Mereka harus rela membuang rasa malu dan meminta-minta dari satu tempat ke tempat lainnya. Hanya demi sesuap makanan.
Berbeda jauh dengan kondisi yang kumiliki saat ini, meskipun aku bukan orang yang bergelimang harta. Tapi aku tahu rasanya bagaimana menjadi orang tak memiliki apa-apa.
Aku memesan dua porsi batagor lagi pada sang penjual, sembari mengusap air mata yang kini telah membasahi pipi.

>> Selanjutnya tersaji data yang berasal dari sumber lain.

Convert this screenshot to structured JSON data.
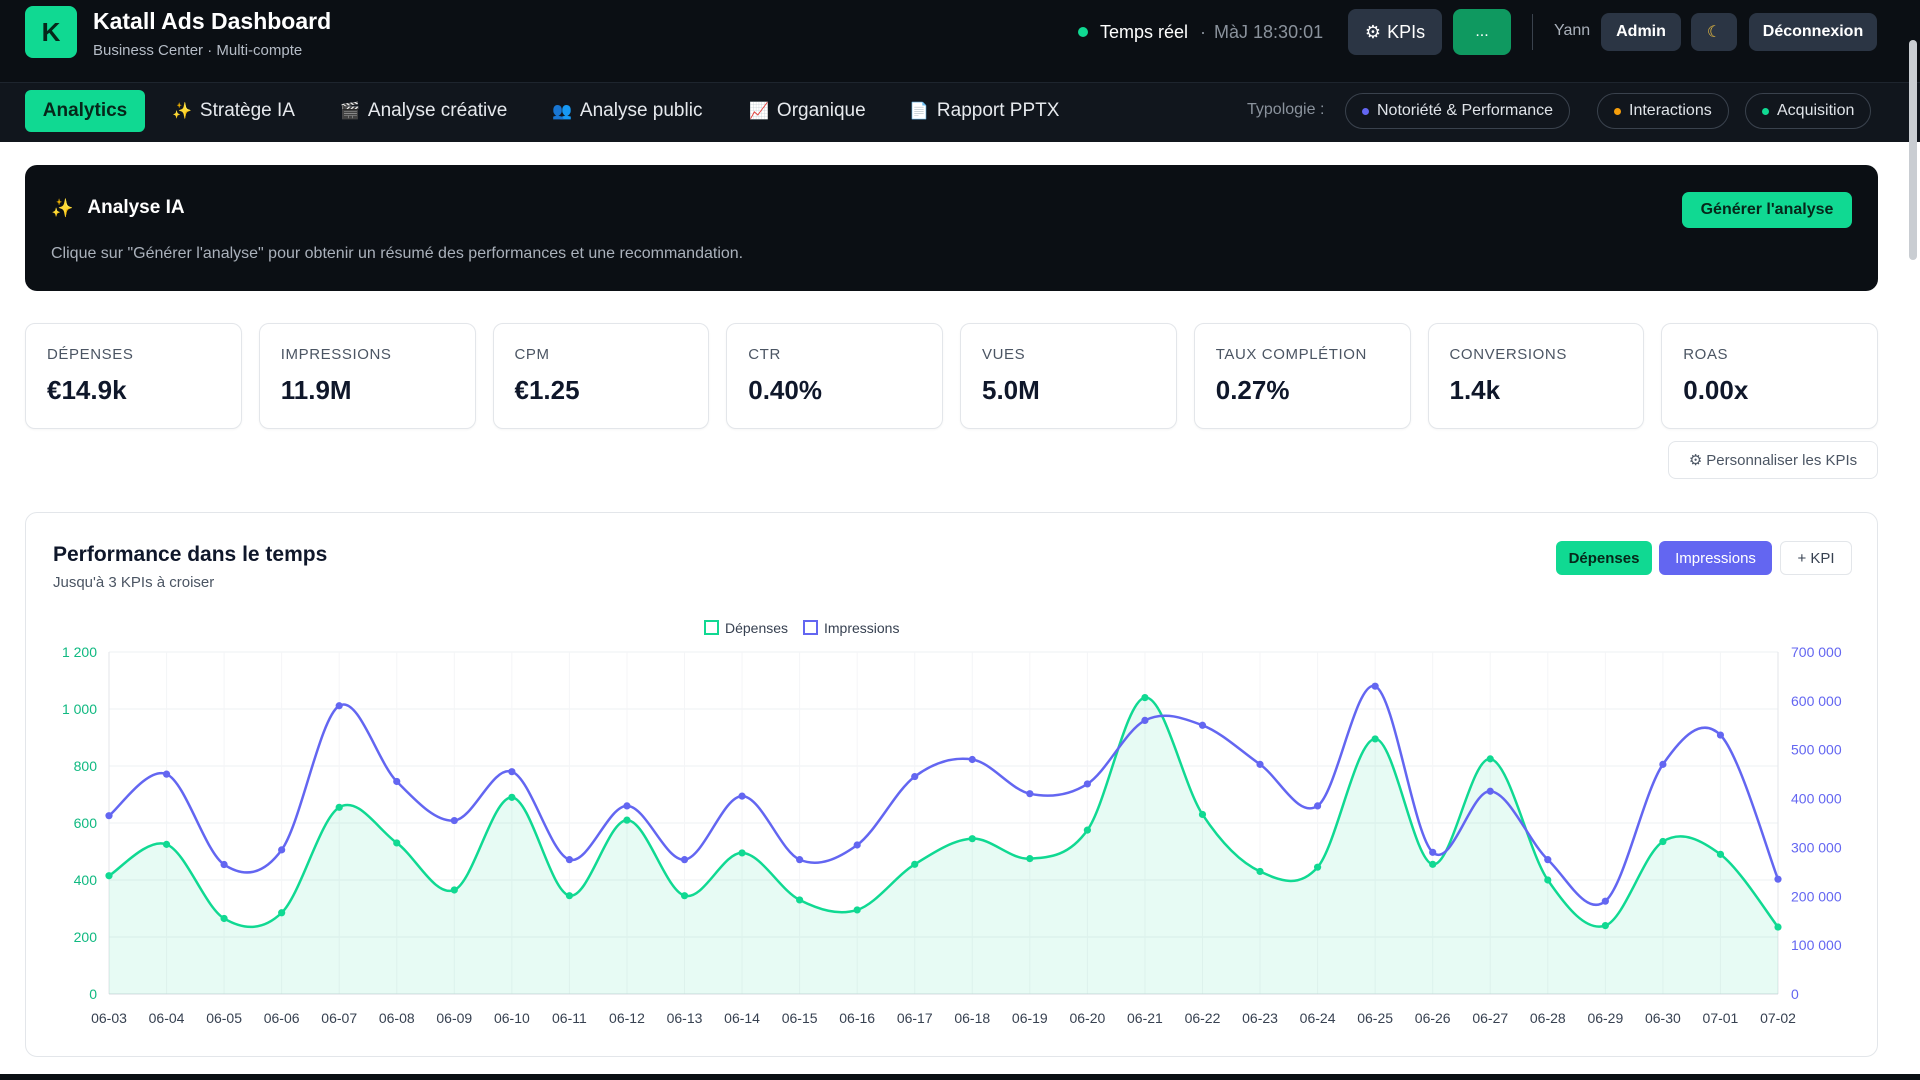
{
  "header": {
    "logo_letter": "K",
    "title": "Katall Ads Dashboard",
    "subtitle": "Business Center · Multi-compte",
    "realtime_label": "Temps réel",
    "update_label": "MàJ 18:30:01",
    "kpis_button": "KPIs",
    "kpis_icon": "gear-icon",
    "more_button": "...",
    "user_name": "Yann",
    "admin_button": "Admin",
    "theme_icon": "moon-icon",
    "logout_button": "Déconnexion"
  },
  "nav": {
    "tabs": [
      {
        "label": "Analytics",
        "icon": ""
      },
      {
        "label": "Stratège IA",
        "icon": "sparkles-icon"
      },
      {
        "label": "Analyse créative",
        "icon": "clapper-icon"
      },
      {
        "label": "Analyse public",
        "icon": "users-icon"
      },
      {
        "label": "Organique",
        "icon": "chart-icon"
      },
      {
        "label": "Rapport PPTX",
        "icon": "document-icon"
      }
    ],
    "typology_label": "Typologie :",
    "typology_pills": [
      {
        "label": "Notoriété & Performance",
        "color": "#6366f1"
      },
      {
        "label": "Interactions",
        "color": "#f59e0b"
      },
      {
        "label": "Acquisition",
        "color": "#10d992"
      }
    ]
  },
  "ai": {
    "title": "Analyse IA",
    "description": "Clique sur \"Générer l'analyse\" pour obtenir un résumé des performances et une recommandation.",
    "button": "Générer l'analyse"
  },
  "kpis": [
    {
      "label": "DÉPENSES",
      "value": "€14.9k"
    },
    {
      "label": "IMPRESSIONS",
      "value": "11.9M"
    },
    {
      "label": "CPM",
      "value": "€1.25"
    },
    {
      "label": "CTR",
      "value": "0.40%"
    },
    {
      "label": "VUES",
      "value": "5.0M"
    },
    {
      "label": "TAUX COMPLÉTION",
      "value": "0.27%"
    },
    {
      "label": "CONVERSIONS",
      "value": "1.4k"
    },
    {
      "label": "ROAS",
      "value": "0.00x"
    }
  ],
  "customize_button": "Personnaliser les KPIs",
  "chart": {
    "title": "Performance dans le temps",
    "subtitle": "Jusqu'à 3 KPIs à croiser",
    "chips": {
      "spend": "Dépenses",
      "impressions": "Impressions",
      "add": "+ KPI"
    }
  },
  "colors": {
    "accent": "#10d992",
    "impressions": "#6366f1",
    "dark": "#0b0f14"
  },
  "chart_data": {
    "type": "line",
    "x": [
      "06-03",
      "06-04",
      "06-05",
      "06-06",
      "06-07",
      "06-08",
      "06-09",
      "06-10",
      "06-11",
      "06-12",
      "06-13",
      "06-14",
      "06-15",
      "06-16",
      "06-17",
      "06-18",
      "06-19",
      "06-20",
      "06-21",
      "06-22",
      "06-23",
      "06-24",
      "06-25",
      "06-26",
      "06-27",
      "06-28",
      "06-29",
      "06-30",
      "07-01",
      "07-02"
    ],
    "series": [
      {
        "name": "Dépenses",
        "axis": "left",
        "color": "#10d992",
        "area": true,
        "values": [
          415,
          525,
          265,
          285,
          655,
          530,
          365,
          690,
          345,
          610,
          345,
          495,
          330,
          295,
          455,
          545,
          475,
          575,
          1040,
          630,
          430,
          445,
          895,
          455,
          825,
          400,
          240,
          535,
          490,
          235
        ]
      },
      {
        "name": "Impressions",
        "axis": "right",
        "color": "#6366f1",
        "area": false,
        "values": [
          365000,
          450000,
          265000,
          295000,
          590000,
          435000,
          355000,
          455000,
          275000,
          385000,
          275000,
          405000,
          275000,
          305000,
          445000,
          480000,
          410000,
          430000,
          560000,
          550000,
          470000,
          385000,
          630000,
          290000,
          415000,
          275000,
          190000,
          470000,
          530000,
          235000
        ]
      }
    ],
    "x_ticks": [
      "06-03",
      "06-04",
      "06-05",
      "06-06",
      "06-07",
      "06-08",
      "06-09",
      "06-10",
      "06-11",
      "06-12",
      "06-13",
      "06-14",
      "06-15",
      "06-16",
      "06-17",
      "06-18",
      "06-19",
      "06-20",
      "06-21",
      "06-22",
      "06-23",
      "06-24",
      "06-25",
      "06-26",
      "06-27",
      "06-28",
      "06-29",
      "06-30",
      "07-01",
      "07-02"
    ],
    "y_left_ticks": [
      "0",
      "200",
      "400",
      "600",
      "800",
      "1 000",
      "1 200"
    ],
    "y_right_ticks": [
      "0",
      "100 000",
      "200 000",
      "300 000",
      "400 000",
      "500 000",
      "600 000",
      "700 000"
    ],
    "ylim_left": [
      0,
      1200
    ],
    "ylim_right": [
      0,
      700000
    ],
    "legend": [
      "Dépenses",
      "Impressions"
    ],
    "legend_position": "top-center",
    "grid": true
  }
}
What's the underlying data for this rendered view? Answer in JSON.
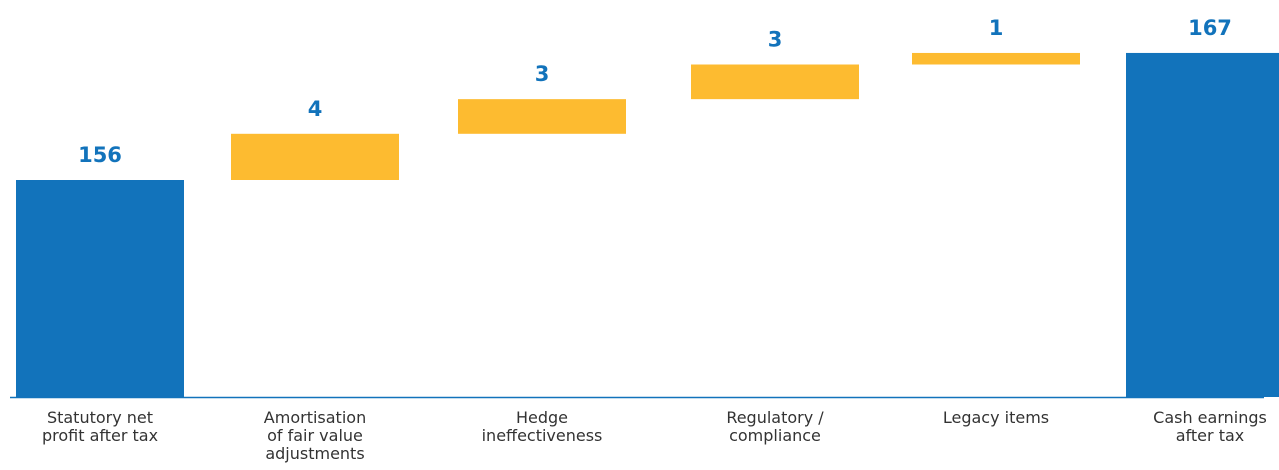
{
  "chart_data": {
    "type": "bar",
    "subtype": "waterfall",
    "title": "",
    "xlabel": "",
    "ylabel": "",
    "grid": false,
    "legend": "none",
    "categories": [
      [
        "Statutory net",
        "profit after tax"
      ],
      [
        "Amortisation",
        "of fair value",
        "adjustments"
      ],
      [
        "Hedge",
        "ineffectiveness"
      ],
      [
        "Regulatory /",
        "compliance"
      ],
      [
        "Legacy items"
      ],
      [
        "Cash earnings",
        "after tax"
      ]
    ],
    "values": [
      156,
      4,
      3,
      3,
      1,
      167
    ],
    "kinds": [
      "total",
      "increase",
      "increase",
      "increase",
      "increase",
      "total"
    ],
    "data_labels": [
      "156",
      "4",
      "3",
      "3",
      "1",
      "167"
    ],
    "colors": {
      "total": "#1273BB",
      "increase": "#FDBB30",
      "label": "#1273BB",
      "axis": "#1273BB"
    }
  }
}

Kedua anak itu pun menatap dalam saat aku menangis, mereka tak mengucapkan sepatah katapun padaku. Justru mereka semakin mendekat kemudian memeluk tubuhku yang wangi semerbak dari parfum yang kugunakan.
Ini tentu sangat berbeda jauh dengan aroma tubuh mereka yang sepertinya tak mandi selama berhari-hari. Namun aku tak mempermasalahkan hal itu.
Bagiku, berada di dekat orang-orang seperti mereka membuat hati sedikit terobati dan tak lagi merasa sepi. Karena sejujurnya aku pun kekurangan kasih sayang dari orang tuaku sendiri.
Tak lama kemudian, Ronny kembali sambil membawa dua kantong plastik besar yang terlihat penuh. Aku tak tahu isi di dalam kantong plastik tersebut, sepertinya Ronny membeli nasi bungkus yang sangat banyak.
"Hai, maaf ya udah buat kamu nungguin lama. Ini aku belikan nasi bungkus sama air mineral buat mereka berdua dan keluarganya juga. Siapa tahu mereka juga belum makan hari ini." Ujar Ronny menyerahkan dua kantong plastik yang dibawanya padaku.
Kusambut pemberiannya kemudian membuka plastik itu dan benar saja, banyak sekali nasi bungkus yang Ronny masukan ke dalam kantong plastik itu.
"Banyak banget kamu belinya, Ron. Ini semua abis berapa?" tanyaku sembari mengeluarkan satu persatu bungkusan nasi.
"Udah gak usah dipikirin, mending sekarang kita mulai berbagi ke teman-teman mereka aja." Usul Ronny dan langsung kusetujui ide tersebut.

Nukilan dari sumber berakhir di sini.